- Directed by: Ralf Bücheler
- Written by: Ralf Bücheler
- Produced by: Ingo Fliess
- Cinematography: Stefan Linn
- Edited by: Ralf Bücheler
- Release date: May 12, 2015 (Munich International Documentary Film Festival);
- Running time: 85 minutes
- Country: Germany
- Language: English

= Mission Control Texas =

2015 film

Mission Control Texas is a 2015 documentary film directed by Ralf Bücheler. The film explores the work of the atheist call-in-show The Atheist Experience in Austin, Texas.

== Film content ==
In the middle of the Bible Belt, in Austin, Texas, every Sunday a group of secular humanists debates on the cable-TV show The Atheist Experience religion and beliefs.

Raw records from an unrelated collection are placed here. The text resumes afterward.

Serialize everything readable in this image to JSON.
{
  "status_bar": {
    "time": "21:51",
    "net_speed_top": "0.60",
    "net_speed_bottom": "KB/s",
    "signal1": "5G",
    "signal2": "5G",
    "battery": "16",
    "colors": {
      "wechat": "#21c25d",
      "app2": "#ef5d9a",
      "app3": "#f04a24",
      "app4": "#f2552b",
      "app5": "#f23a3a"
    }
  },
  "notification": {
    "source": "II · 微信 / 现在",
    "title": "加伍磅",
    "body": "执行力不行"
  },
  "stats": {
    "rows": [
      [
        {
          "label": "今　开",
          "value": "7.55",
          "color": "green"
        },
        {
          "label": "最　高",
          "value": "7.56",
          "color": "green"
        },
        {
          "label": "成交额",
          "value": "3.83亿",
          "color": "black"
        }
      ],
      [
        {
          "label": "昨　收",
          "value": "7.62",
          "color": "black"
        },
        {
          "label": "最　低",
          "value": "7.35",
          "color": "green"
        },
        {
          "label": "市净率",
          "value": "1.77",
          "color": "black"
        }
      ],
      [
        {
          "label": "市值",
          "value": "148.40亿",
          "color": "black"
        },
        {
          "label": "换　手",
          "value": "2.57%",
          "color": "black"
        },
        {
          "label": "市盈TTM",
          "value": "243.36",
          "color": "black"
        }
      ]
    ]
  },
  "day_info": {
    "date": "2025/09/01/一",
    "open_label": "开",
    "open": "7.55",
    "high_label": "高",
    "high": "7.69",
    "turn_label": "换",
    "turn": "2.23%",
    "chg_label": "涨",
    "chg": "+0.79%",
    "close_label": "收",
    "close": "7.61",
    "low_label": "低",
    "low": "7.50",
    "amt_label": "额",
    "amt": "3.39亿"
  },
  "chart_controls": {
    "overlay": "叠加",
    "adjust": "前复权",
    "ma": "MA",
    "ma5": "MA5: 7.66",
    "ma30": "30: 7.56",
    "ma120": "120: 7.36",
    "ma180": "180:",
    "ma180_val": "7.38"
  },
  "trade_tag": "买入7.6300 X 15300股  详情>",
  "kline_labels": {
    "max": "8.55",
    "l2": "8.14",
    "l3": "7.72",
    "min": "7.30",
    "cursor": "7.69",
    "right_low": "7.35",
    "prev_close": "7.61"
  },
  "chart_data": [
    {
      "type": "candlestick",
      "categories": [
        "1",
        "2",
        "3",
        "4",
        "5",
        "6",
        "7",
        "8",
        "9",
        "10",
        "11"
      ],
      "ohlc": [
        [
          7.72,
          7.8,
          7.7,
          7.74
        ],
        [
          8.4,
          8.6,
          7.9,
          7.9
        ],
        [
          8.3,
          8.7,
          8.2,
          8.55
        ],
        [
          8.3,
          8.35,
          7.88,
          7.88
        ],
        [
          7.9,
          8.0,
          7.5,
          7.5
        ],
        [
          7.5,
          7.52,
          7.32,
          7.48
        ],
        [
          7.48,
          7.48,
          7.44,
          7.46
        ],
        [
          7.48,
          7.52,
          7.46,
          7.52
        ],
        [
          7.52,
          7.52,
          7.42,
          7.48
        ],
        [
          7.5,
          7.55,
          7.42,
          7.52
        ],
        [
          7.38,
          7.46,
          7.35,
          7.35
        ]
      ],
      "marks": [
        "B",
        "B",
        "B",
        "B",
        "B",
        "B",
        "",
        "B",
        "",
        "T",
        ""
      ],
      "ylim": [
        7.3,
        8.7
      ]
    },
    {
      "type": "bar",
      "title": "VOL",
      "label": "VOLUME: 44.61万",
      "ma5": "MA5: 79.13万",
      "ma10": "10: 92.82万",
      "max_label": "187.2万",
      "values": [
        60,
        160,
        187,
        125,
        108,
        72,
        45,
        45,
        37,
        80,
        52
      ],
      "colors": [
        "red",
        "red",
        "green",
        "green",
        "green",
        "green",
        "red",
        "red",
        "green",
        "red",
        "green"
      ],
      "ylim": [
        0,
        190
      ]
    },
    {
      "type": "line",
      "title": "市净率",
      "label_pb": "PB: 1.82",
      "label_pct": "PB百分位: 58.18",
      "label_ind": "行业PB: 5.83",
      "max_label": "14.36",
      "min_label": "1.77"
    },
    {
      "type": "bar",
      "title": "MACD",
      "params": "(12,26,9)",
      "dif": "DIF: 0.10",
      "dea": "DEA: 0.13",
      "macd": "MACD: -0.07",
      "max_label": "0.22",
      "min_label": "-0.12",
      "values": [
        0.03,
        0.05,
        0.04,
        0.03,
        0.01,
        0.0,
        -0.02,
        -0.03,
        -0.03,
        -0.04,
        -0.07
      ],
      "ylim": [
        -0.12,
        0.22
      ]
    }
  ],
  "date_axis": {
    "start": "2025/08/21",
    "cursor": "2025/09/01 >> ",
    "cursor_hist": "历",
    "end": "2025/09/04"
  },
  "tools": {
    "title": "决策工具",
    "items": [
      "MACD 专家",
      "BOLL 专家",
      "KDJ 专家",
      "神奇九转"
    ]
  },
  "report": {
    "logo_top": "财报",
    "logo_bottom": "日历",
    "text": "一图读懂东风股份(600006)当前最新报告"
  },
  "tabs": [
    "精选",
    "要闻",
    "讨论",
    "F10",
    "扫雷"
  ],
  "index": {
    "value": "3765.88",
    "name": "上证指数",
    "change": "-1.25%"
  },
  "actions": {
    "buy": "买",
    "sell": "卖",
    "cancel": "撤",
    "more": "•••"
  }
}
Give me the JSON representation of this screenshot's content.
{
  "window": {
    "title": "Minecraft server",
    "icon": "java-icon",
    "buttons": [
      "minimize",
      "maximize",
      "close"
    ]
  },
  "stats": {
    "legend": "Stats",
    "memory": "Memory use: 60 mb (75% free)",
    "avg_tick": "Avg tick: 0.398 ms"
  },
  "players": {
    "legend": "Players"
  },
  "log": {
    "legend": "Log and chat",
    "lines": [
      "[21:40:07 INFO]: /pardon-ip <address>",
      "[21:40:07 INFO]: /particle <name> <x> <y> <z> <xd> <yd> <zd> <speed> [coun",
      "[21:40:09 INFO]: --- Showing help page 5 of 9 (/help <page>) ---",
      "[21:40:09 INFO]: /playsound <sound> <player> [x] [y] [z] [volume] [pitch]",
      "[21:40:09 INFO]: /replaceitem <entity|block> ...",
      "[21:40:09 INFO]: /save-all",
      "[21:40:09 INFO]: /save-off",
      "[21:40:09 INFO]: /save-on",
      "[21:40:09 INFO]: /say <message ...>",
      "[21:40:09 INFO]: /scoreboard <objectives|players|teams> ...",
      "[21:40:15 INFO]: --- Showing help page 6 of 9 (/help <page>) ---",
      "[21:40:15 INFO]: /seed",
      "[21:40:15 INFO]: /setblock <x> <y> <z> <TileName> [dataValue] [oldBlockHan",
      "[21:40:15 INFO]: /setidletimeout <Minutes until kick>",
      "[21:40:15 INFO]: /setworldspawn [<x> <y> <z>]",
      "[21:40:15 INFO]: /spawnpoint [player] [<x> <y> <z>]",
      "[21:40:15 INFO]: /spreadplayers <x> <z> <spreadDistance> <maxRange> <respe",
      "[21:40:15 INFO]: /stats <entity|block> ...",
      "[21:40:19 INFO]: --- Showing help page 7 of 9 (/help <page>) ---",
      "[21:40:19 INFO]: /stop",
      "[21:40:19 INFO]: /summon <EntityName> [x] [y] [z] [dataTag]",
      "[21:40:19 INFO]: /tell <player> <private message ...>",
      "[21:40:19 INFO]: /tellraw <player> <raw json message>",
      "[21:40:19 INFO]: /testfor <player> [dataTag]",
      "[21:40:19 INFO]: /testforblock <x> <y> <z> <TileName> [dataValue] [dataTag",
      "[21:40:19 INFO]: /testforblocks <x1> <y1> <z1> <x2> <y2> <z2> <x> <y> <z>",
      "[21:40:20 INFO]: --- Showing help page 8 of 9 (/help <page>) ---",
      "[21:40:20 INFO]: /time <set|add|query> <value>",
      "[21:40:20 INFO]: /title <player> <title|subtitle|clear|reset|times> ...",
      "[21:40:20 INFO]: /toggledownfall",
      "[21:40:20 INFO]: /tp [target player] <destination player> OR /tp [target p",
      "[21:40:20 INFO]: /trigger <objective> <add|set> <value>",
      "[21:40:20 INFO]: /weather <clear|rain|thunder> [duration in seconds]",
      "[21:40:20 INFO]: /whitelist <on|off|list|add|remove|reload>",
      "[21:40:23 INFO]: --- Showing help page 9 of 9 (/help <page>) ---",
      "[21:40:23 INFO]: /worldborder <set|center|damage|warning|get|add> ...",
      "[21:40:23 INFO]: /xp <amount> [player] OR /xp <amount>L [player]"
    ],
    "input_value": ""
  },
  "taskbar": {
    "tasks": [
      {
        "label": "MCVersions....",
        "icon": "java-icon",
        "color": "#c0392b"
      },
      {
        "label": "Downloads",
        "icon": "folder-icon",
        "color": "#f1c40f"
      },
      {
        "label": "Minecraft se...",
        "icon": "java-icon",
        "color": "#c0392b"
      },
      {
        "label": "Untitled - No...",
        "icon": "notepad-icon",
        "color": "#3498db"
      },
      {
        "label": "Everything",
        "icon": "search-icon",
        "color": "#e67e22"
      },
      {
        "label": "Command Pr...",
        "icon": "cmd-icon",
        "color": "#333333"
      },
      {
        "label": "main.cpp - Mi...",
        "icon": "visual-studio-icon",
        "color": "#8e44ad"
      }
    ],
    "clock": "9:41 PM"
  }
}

Matt Dillahunty, one of the hosts of the webcast, appears to be especially harsh in debunking unfounded beliefs and even brings one of the Christian callers to rather come out as an advocate for slavery than distancing himself from the Bible. Repeatedly Dillahunty hangs up on callers when no progress is made in discussion and when the caller is inherently being dishonest or using fallacious arguments to rationalize beliefs.

Besides the atheist community Mission Control Texas shows bizarre worship ceremonies, a rodeo, miraculous healing and the distribution of groceries at a food bank. Everything is accompanied by prayer. Religion seems to be omnipresent. Nevertheless, participants of a Tea-Party-gathering complain about the lack of religious freedom in politics, meaning freedom only for the Christian religion.

A caller wants to know if there are atheists whose approach does more harm to the Freethought movement than good. Dillahunty seems to get the hint about his pushing manner of debating: "I have no problem with either diplomats or firebrands involved in the discussions surrounding this movement. I think, we need both, because I think, some people kind of need to be shocked into trying to challenge us."

== Production ==
Mission Control Texas was produced by Ingo Fliess (if... Productions) in coproduction with the University of Television and Film in Munich and the German public television station 3sat. It was additionally funded by FilmFernsehFonds Bayern with 30,000 Euros.

Director Ralf Bücheler chose a purely observational approach, without interviews or voice-over narration.

== Awards and nominations ==
Mission Control Texas premiered at the Max Ophüls Film Festival 2015, nominated in the category Best Documentary Film. It was first shown on 3Sat on June 14, 2015. A few days later it won the FFF-Förderpreis award at the Munich-based documentary film festival DOK.fest München 2015.